The first section addresses a wide range of important issues, including the need for enabling and enforceable policies, ideas for working through otherwise fragmented governance and regulatory processes, the imperative of a whole value chain and lifecycle perspective for systemic solutions, and an ecosystem approach that brings together stakeholders from various sectors.
The second section digs deeper into operational and context-specific issues relating to the deployment of digital innovations in Africa’s circular plastic economy. It highlights specific Industry 4.0 technologies such as 3D printing and blockchains and the opportunities they offer to drive the circular plastic agenda on the African continent. It also provides incisive and insightful explications of sub-regional challenges and peculiarities, from West to East and Southern Africa.

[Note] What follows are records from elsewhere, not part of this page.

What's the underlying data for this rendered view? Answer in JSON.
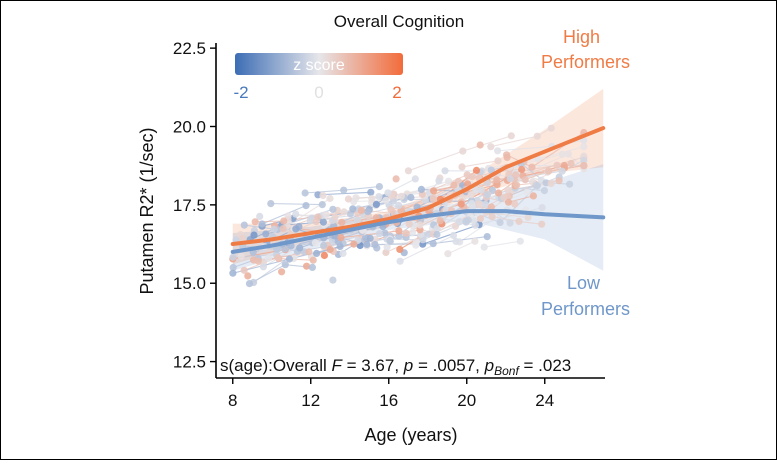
{
  "chart_data": {
    "type": "scatter",
    "title": "Overall Cognition",
    "xlabel": "Age (years)",
    "ylabel": "Putamen R2* (1/sec)",
    "xlim": [
      7.5,
      27.5
    ],
    "ylim": [
      12.2,
      22.6
    ],
    "xticks": [
      8,
      12,
      16,
      20,
      24
    ],
    "yticks": [
      12.5,
      15.0,
      17.5,
      20.0,
      22.5
    ],
    "ytick_labels": [
      "12.5",
      "15.0",
      "17.5",
      "20.0",
      "22.5"
    ],
    "legend": {
      "title": "z score",
      "tick_labels": [
        "-2",
        "0",
        "2"
      ],
      "tick_values": [
        -2,
        0,
        2
      ],
      "colors": [
        "#3d6db5",
        "#e6e6ea",
        "#f26b3a"
      ],
      "placement": "top-left"
    },
    "series": [
      {
        "name": "High Performers",
        "label_lines": [
          "High",
          "Performers"
        ],
        "color": "#ef7b45",
        "fit": [
          [
            8,
            16.25
          ],
          [
            10,
            16.4
          ],
          [
            12,
            16.6
          ],
          [
            14,
            16.8
          ],
          [
            16,
            17.05
          ],
          [
            18,
            17.4
          ],
          [
            20,
            18.0
          ],
          [
            22,
            18.7
          ],
          [
            24,
            19.2
          ],
          [
            27,
            19.95
          ]
        ],
        "ci_upper": [
          [
            8,
            16.9
          ],
          [
            12,
            16.9
          ],
          [
            16,
            17.3
          ],
          [
            20,
            18.3
          ],
          [
            24,
            19.9
          ],
          [
            27,
            21.2
          ]
        ],
        "ci_lower": [
          [
            8,
            15.6
          ],
          [
            12,
            16.3
          ],
          [
            16,
            16.8
          ],
          [
            20,
            17.7
          ],
          [
            24,
            18.5
          ],
          [
            27,
            18.7
          ]
        ]
      },
      {
        "name": "Low Performers",
        "label_lines": [
          "Low",
          "Performers"
        ],
        "color": "#6f97c9",
        "fit": [
          [
            8,
            16.0
          ],
          [
            10,
            16.2
          ],
          [
            12,
            16.45
          ],
          [
            14,
            16.7
          ],
          [
            16,
            16.95
          ],
          [
            18,
            17.15
          ],
          [
            20,
            17.3
          ],
          [
            22,
            17.3
          ],
          [
            24,
            17.2
          ],
          [
            27,
            17.1
          ]
        ],
        "ci_upper": [
          [
            8,
            16.6
          ],
          [
            12,
            16.8
          ],
          [
            16,
            17.2
          ],
          [
            20,
            17.6
          ],
          [
            24,
            18.2
          ],
          [
            27,
            18.8
          ]
        ],
        "ci_lower": [
          [
            8,
            15.4
          ],
          [
            12,
            16.1
          ],
          [
            16,
            16.7
          ],
          [
            20,
            17.0
          ],
          [
            24,
            16.4
          ],
          [
            27,
            15.4
          ]
        ]
      }
    ],
    "annotation": {
      "pre": "s(age):Overall ",
      "F_sym": "F",
      "F_val": " = 3.67, ",
      "p_sym": "p",
      "p_val": " = .0057, ",
      "pb_sym": "p",
      "pb_sub": "Bonf",
      "pb_val": " = .023"
    },
    "point_cloud": {
      "n_subjects": 230,
      "seed": 7,
      "age_range": [
        8,
        26
      ],
      "visits_range": [
        1,
        3
      ],
      "note_z_range": [
        -2,
        2
      ]
    }
  }
}
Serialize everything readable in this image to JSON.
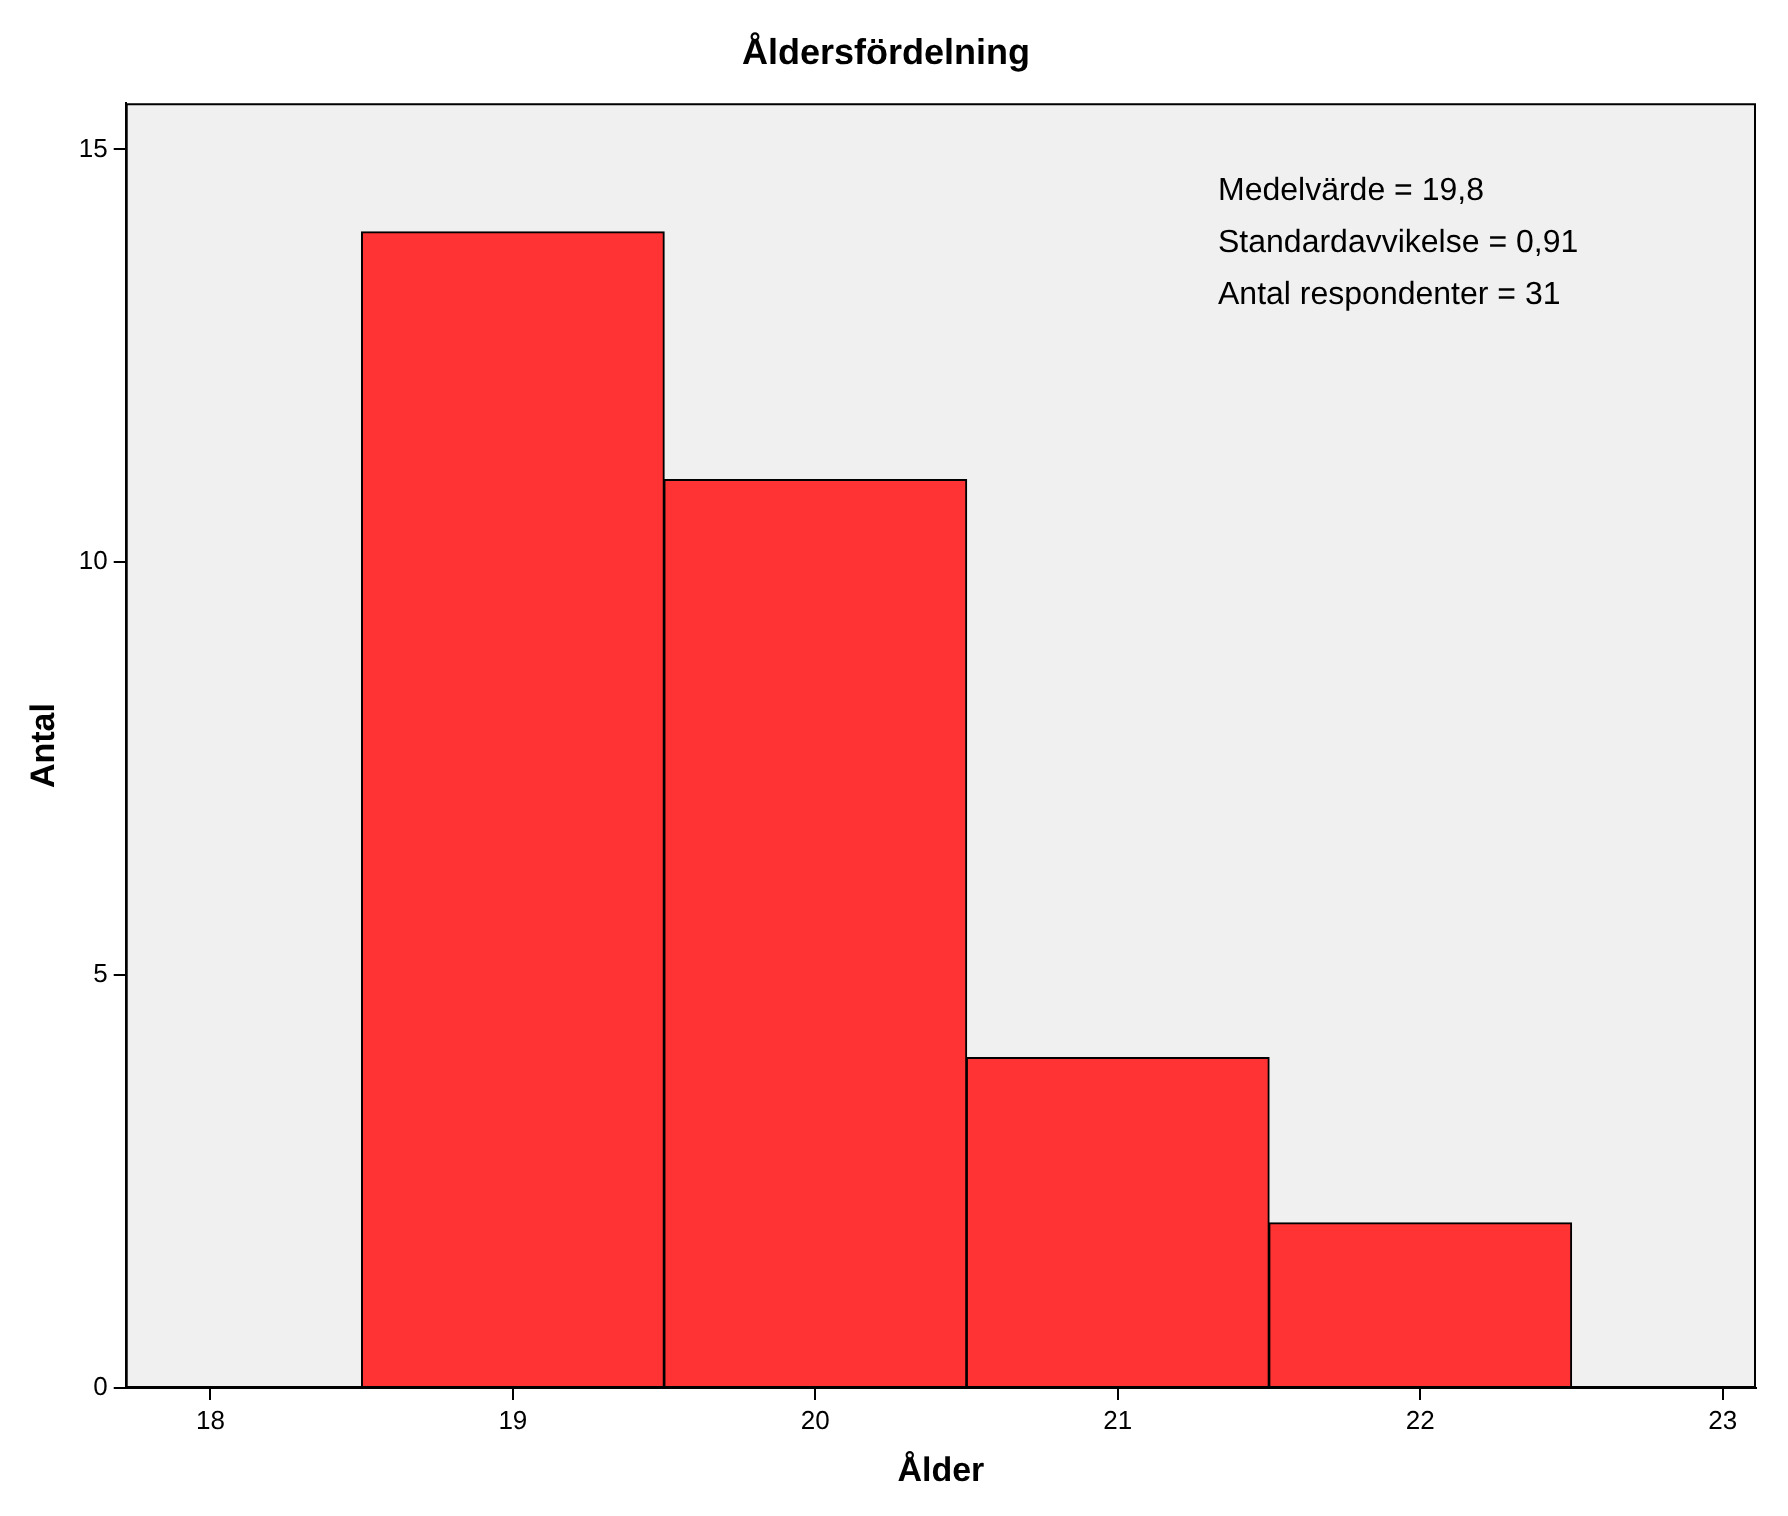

The third and final section zeroed in on key conceptual and practical issues, including the need for a data exchange platform, decentralised recycling solutions, and a framework for analysing and bridging infrastructural gaps. Finally, the section concludes with a discussion of the imperative of a gender mainstreaming approach to accelerate the transition to a circular plastic economy in Africa.
Congratulations to our esteemed chapter contributors, who come from a whole spectrum of disciplines, countries and sectors, including multilateral agencies, industry, third sector organisations, and academia across East, West and Southern Africa. We hope this contribution will steer new conversations in the drive towards a circular plastic economy in Africa.